Hoffman went through multiple different project ideas before he came to his current one. Before settling with “Marginalized Imaginations,” Hoffman considered writing his proposal on religious pilgrimages around the world or on activities similar to Neverland around the world.

“My idea went through a couple different drafts … then I started to settle in on dramatic therapy, because that’s a subject I’ve always found interesting,” Hoffman said.

Once Hoffman began toying with his interest in dramatic therapy, he realized that he had always held a passion in the subject.

“I’ve worked in an adaptive theater company in my community since 10th grade, and I babysat a kid who is kind of ‘on the spectrum,’ as they say … we became very close. All of those experiences sort of muddled together with recent academic projects … focused my project in that direction,” Hoffman said.

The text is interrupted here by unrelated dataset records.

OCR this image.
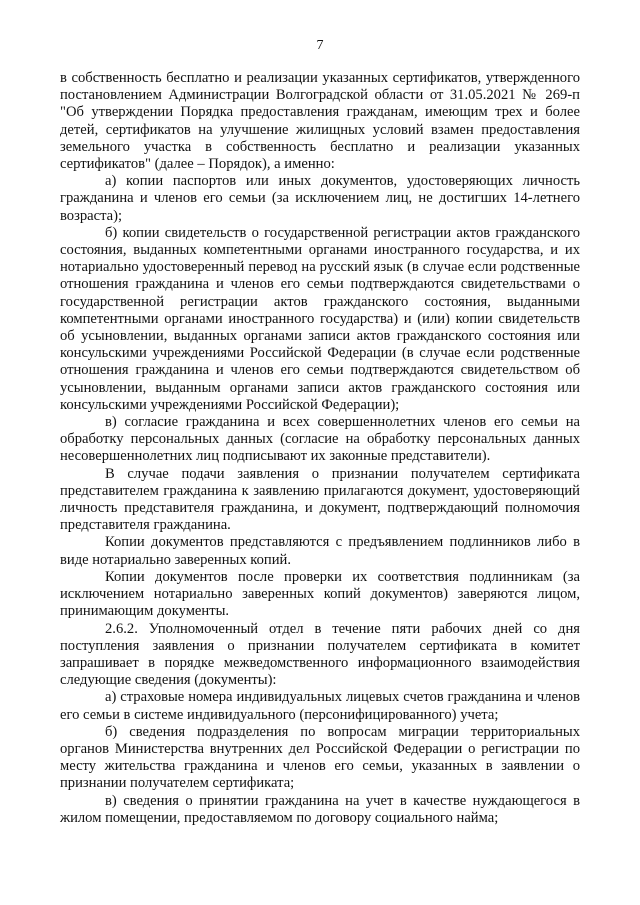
7

в собственность бесплатно и реализации указанных сертификатов, утвержденного постановлением Администрации Волгоградской области от 31.05.2021 № 269-п "Об утверждении Порядка предоставления гражданам, имеющим трех и более детей, сертификатов на улучшение жилищных условий взамен предоставления земельного участка в собственность бесплатно и реализации указанных сертификатов" (далее – Порядок), а именно:

а) копии паспортов или иных документов, удостоверяющих личность гражданина и членов его семьи (за исключением лиц, не достигших 14-летнего возраста);

б) копии свидетельств о государственной регистрации актов гражданского состояния, выданных компетентными органами иностранного государства, и их нотариально удостоверенный перевод на русский язык (в случае если родственные отношения гражданина и членов его семьи подтверждаются свидетельствами о государственной регистрации актов гражданского состояния, выданными компетентными органами иностранного государства) и (или) копии свидетельств об усыновлении, выданных органами записи актов гражданского состояния или консульскими учреждениями Российской Федерации (в случае если родственные отношения гражданина и членов его семьи подтверждаются свидетельством об усыновлении, выданным органами записи актов гражданского состояния или консульскими учреждениями Российской Федерации);

в) согласие гражданина и всех совершеннолетних членов его семьи на обработку персональных данных (согласие на обработку персональных данных несовершеннолетних лиц подписывают их законные представители).

В случае подачи заявления о признании получателем сертификата представителем гражданина к заявлению прилагаются документ, удостоверяющий личность представителя гражданина, и документ, подтверждающий полномочия представителя гражданина.

Копии документов представляются с предъявлением подлинников либо в виде нотариально заверенных копий.

Копии документов после проверки их соответствия подлинникам (за исключением нотариально заверенных копий документов) заверяются лицом, принимающим документы.

2.6.2. Уполномоченный отдел в течение пяти рабочих дней со дня поступления заявления о признании получателем сертификата в комитет запрашивает в порядке межведомственного информационного взаимодействия следующие сведения (документы):

а) страховые номера индивидуальных лицевых счетов гражданина и членов его семьи в системе индивидуального (персонифицированного) учета;

б) сведения подразделения по вопросам миграции территориальных органов Министерства внутренних дел Российской Федерации о регистрации по месту жительства гражданина и членов его семьи, указанных в заявлении о признании получателем сертификата;

в) сведения о принятии гражданина на учет в качестве нуждающегося в жилом помещении, предоставляемом по договору социального найма;
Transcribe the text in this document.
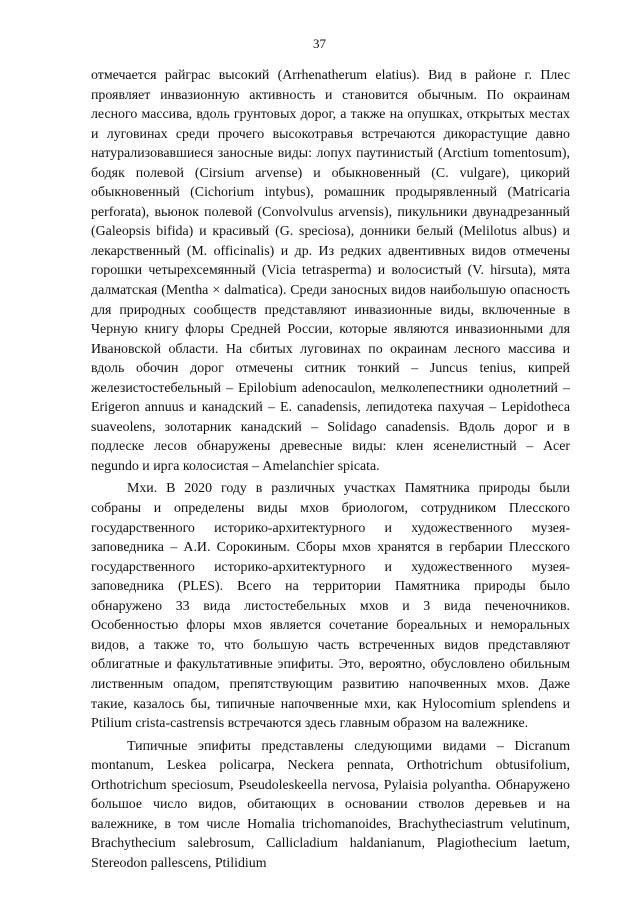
37

отмечается райграс высокий (Arrhenatherum elatius). Вид в районе г. Плес проявляет инвазионную активность и становится обычным. По окраинам лесного массива, вдоль грунтовых дорог, а также на опушках, открытых местах и луговинах среди прочего высокотравья встречаются дикорастущие давно натурализовавшиеся заносные виды: лопух паутинистый (Arctium tomentosum), бодяк полевой (Cirsium arvense) и обыкновенный (C. vulgare), цикорий обыкновенный (Cichorium intybus), ромашник продырявленный (Matricaria perforata), вьюнок полевой (Convolvulus arvensis), пикульники двунадрезанный (Galeopsis bifida) и красивый (G. speciosa), донники белый (Melilotus albus) и лекарственный (M. officinalis) и др. Из редких адвентивных видов отмечены горошки четырехсемянный (Vicia tetrasperma) и волосистый (V. hirsuta), мята далматская (Mentha × dalmatica). Среди заносных видов наибольшую опасность для природных сообществ представляют инвазионные виды, включенные в Черную книгу флоры Средней России, которые являются инвазионными для Ивановской области. На сбитых луговинах по окраинам лесного массива и вдоль обочин дорог отмечены ситник тонкий – Juncus tenius, кипрей железистостебельный – Epilobium adenocaulon, мелколепестники однолетний – Erigeron annuus и канадский – E. canadensis, лепидотека пахучая – Lepidotheca suaveolens, золотарник канадский – Solidago canadensis. Вдоль дорог и в подлеске лесов обнаружены древесные виды: клен ясенелистный – Acer negundo и ирга колосистая – Amelanchier spicata.

Мхи. В 2020 году в различных участках Памятника природы были собраны и определены виды мхов бриологом, сотрудником Плесского государственного историко-архитектурного и художественного музея-заповедника – А.И. Сорокиным. Сборы мхов хранятся в гербарии Плесского государственного историко-архитектурного и художественного музея-заповедника (PLES). Всего на территории Памятника природы было обнаружено 33 вида листостебельных мхов и 3 вида печеночников. Особенностью флоры мхов является сочетание бореальных и неморальных видов, а также то, что большую часть встреченных видов представляют облигатные и факультативные эпифиты. Это, вероятно, обусловлено обильным лиственным опадом, препятствующим развитию напочвенных мхов. Даже такие, казалось бы, типичные напочвенные мхи, как Hylocomium splendens и Ptilium crista-castrensis встречаются здесь главным образом на валежнике.

Типичные эпифиты представлены следующими видами – Dicranum montanum, Leskea policarpa, Neckera pennata, Orthotrichum obtusifolium, Orthotrichum speciosum, Pseudoleskeella nervosa, Pylaisia polyantha. Обнаружено большое число видов, обитающих в основании стволов деревьев и на валежнике, в том числе Homalia trichomanoides, Brachytheciastrum velutinum, Brachythecium salebrosum, Callicladium haldanianum, Plagiothecium laetum, Stereodon pallescens, Ptilidium
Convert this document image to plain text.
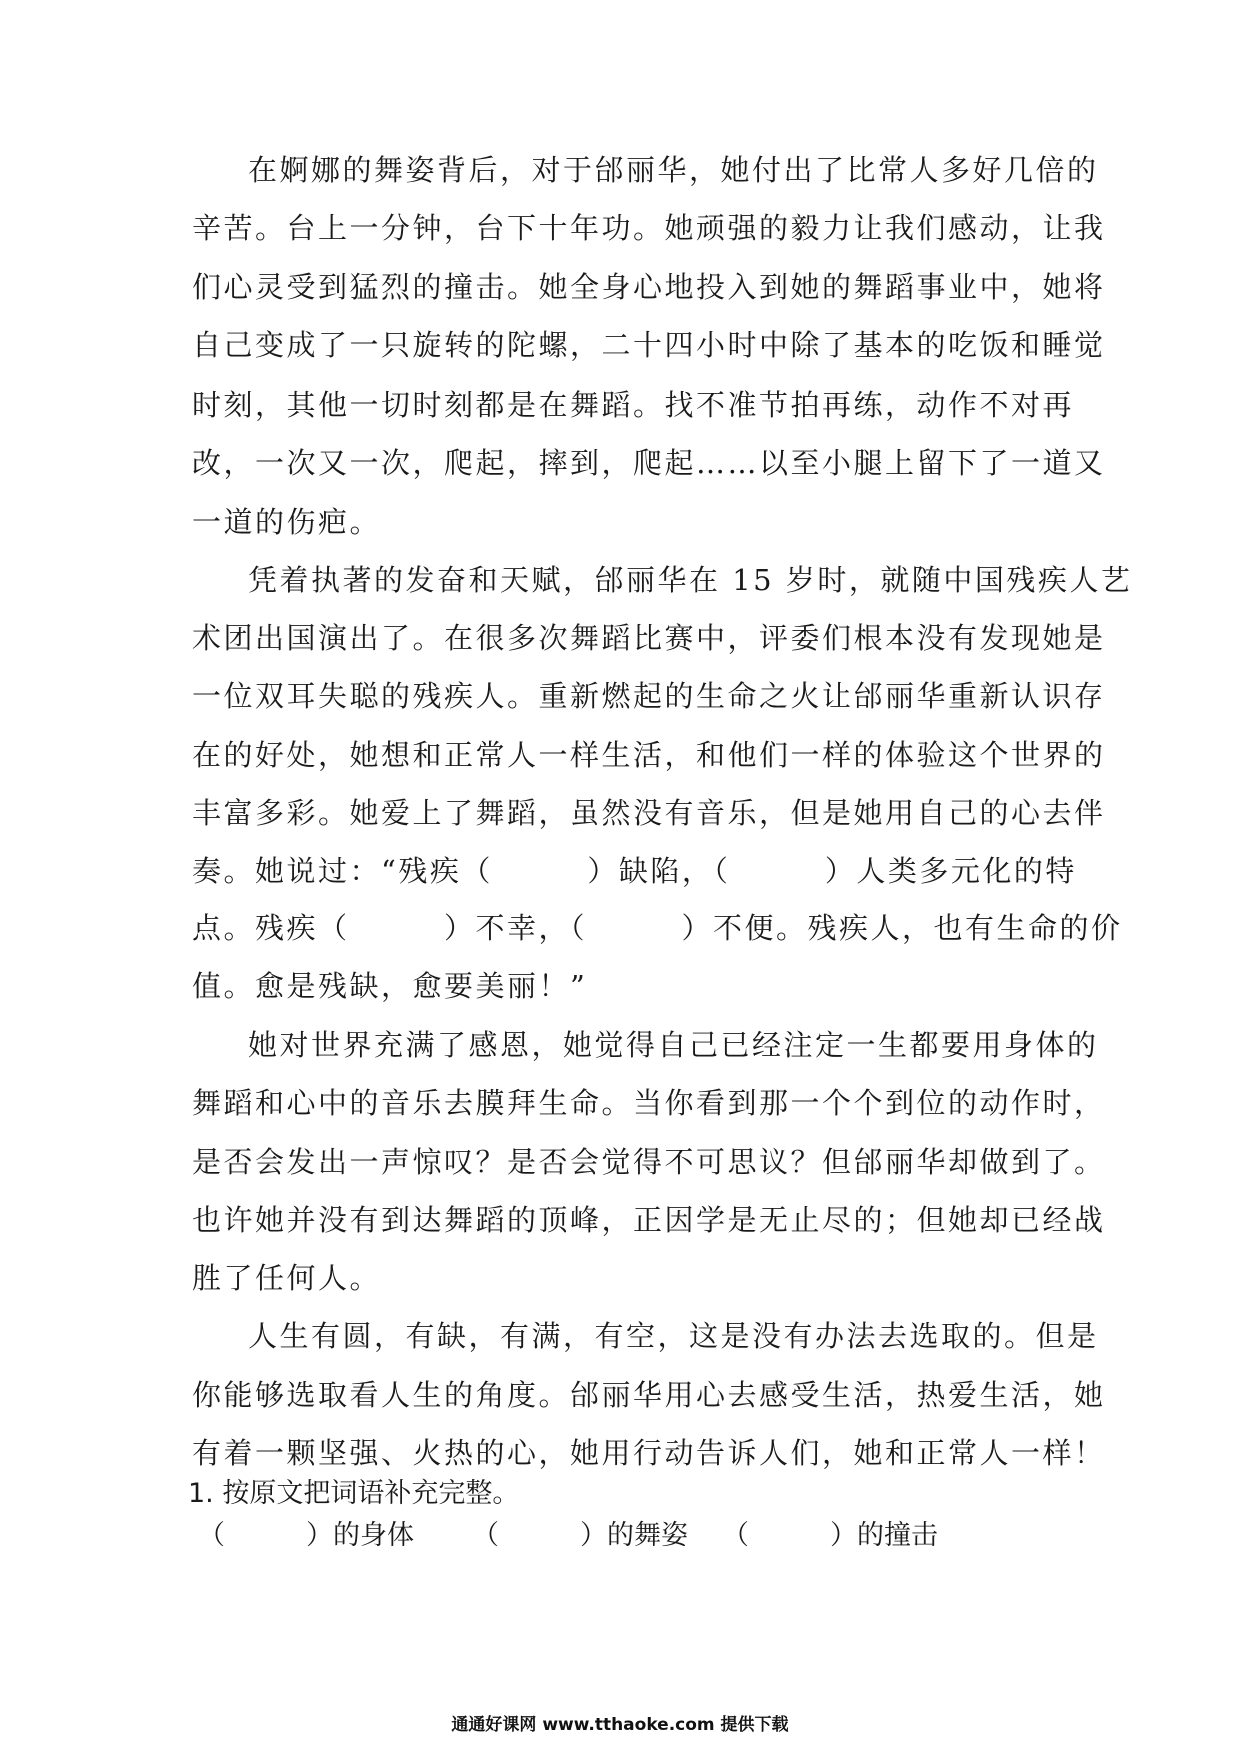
在婀娜的舞姿背后，对于邰丽华，她付出了比常人多好几倍的
辛苦。台上一分钟，台下十年功。她顽强的毅力让我们感动，让我
们心灵受到猛烈的撞击。她全身心地投入到她的舞蹈事业中，她将
自己变成了一只旋转的陀螺，二十四小时中除了基本的吃饭和睡觉
时刻，其他一切时刻都是在舞蹈。找不准节拍再练，动作不对再
改，一次又一次，爬起，摔到，爬起……以至小腿上留下了一道又
一道的伤疤。
凭着执著的发奋和天赋，邰丽华在 15 岁时，就随中国残疾人艺
术团出国演出了。在很多次舞蹈比赛中，评委们根本没有发现她是
一位双耳失聪的残疾人。重新燃起的生命之火让邰丽华重新认识存
在的好处，她想和正常人一样生活，和他们一样的体验这个世界的
丰富多彩。她爱上了舞蹈，虽然没有音乐，但是她用自己的心去伴
奏。她说过：“残疾（　　　）缺陷，（　　　）人类多元化的特
点。残疾（　　　）不幸，（　　　）不便。残疾人，也有生命的价
值。愈是残缺，愈要美丽！”
她对世界充满了感恩，她觉得自己已经注定一生都要用身体的
舞蹈和心中的音乐去膜拜生命。当你看到那一个个到位的动作时，
是否会发出一声惊叹？是否会觉得不可思议？但邰丽华却做到了。
也许她并没有到达舞蹈的顶峰，正因学是无止尽的；但她却已经战
胜了任何人。
人生有圆，有缺，有满，有空，这是没有办法去选取的。但是
你能够选取看人生的角度。邰丽华用心去感受生活，热爱生活，她
有着一颗坚强、火热的心，她用行动告诉人们，她和正常人一样！
1. 按原文把词语补充完整。
（　　　）的身体 （　　　）的舞姿 （　　　）的撞击
通通好课网 www.tthaoke.com 提供下载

Hoffman cited a conversation with Assistant Dean and Director of Post-Graduate Transitions Doug Cutchins ’93 as the moment that began to give him confidence in his project idea. Cutchins serves as the College’s liaison to the Thomas J. Watson Foundation.

“I was talking with Doug throughout the whole process, but when I told him about [the dramatic therapy] idea, I kind of threw it out [into our conversation], like ‘I don’t know if this is something, but this is kind of something I’m interested in.’ He was like, ‘Wow, you totally just lit up talking about it.’ Then once I started writing my personal statement, it wasn’t easy, but it became more apparent to me that this was something I was passionate about,” Hoffman said.

“The Watson Fellowship is about finding people, not about finding projects. So it’s less about what stood [out] about Teddy’s application, but what stood out about Teddy,” Cutchins said. “The Watson Fellowship is looking for students of unusual promise; students who you really think have that extra spark, that almost indefinable spark that makes them worth investing in.”

Hoffman ultimately takes his fellowship as a learning experience.

“What I’m really aiming to get out of this is that everybody has a story and everybody has the right to share that story … and no one should have their imagination marginalized,” Hoffman said. “[This fellowship allows me] to immerse myself in this world and see what is being done, is it effective and how it affects the people who are engaged with it. Does it change them? Does it reflect their community’s relationship with disabilities or their country’s relationship with disabilities?”

Cutchins praised Hoffman’s passion in his interests and believes he will make the most out of his year abroad.

“I think that when you meet Teddy, you see that he is deeply passionate in what he does, and he has a kind of je ne sais quoi of “Teddy-ness” that makes you say ‘Yeah, this kid is really going somewhere interesting in his life,’” Cutchins said.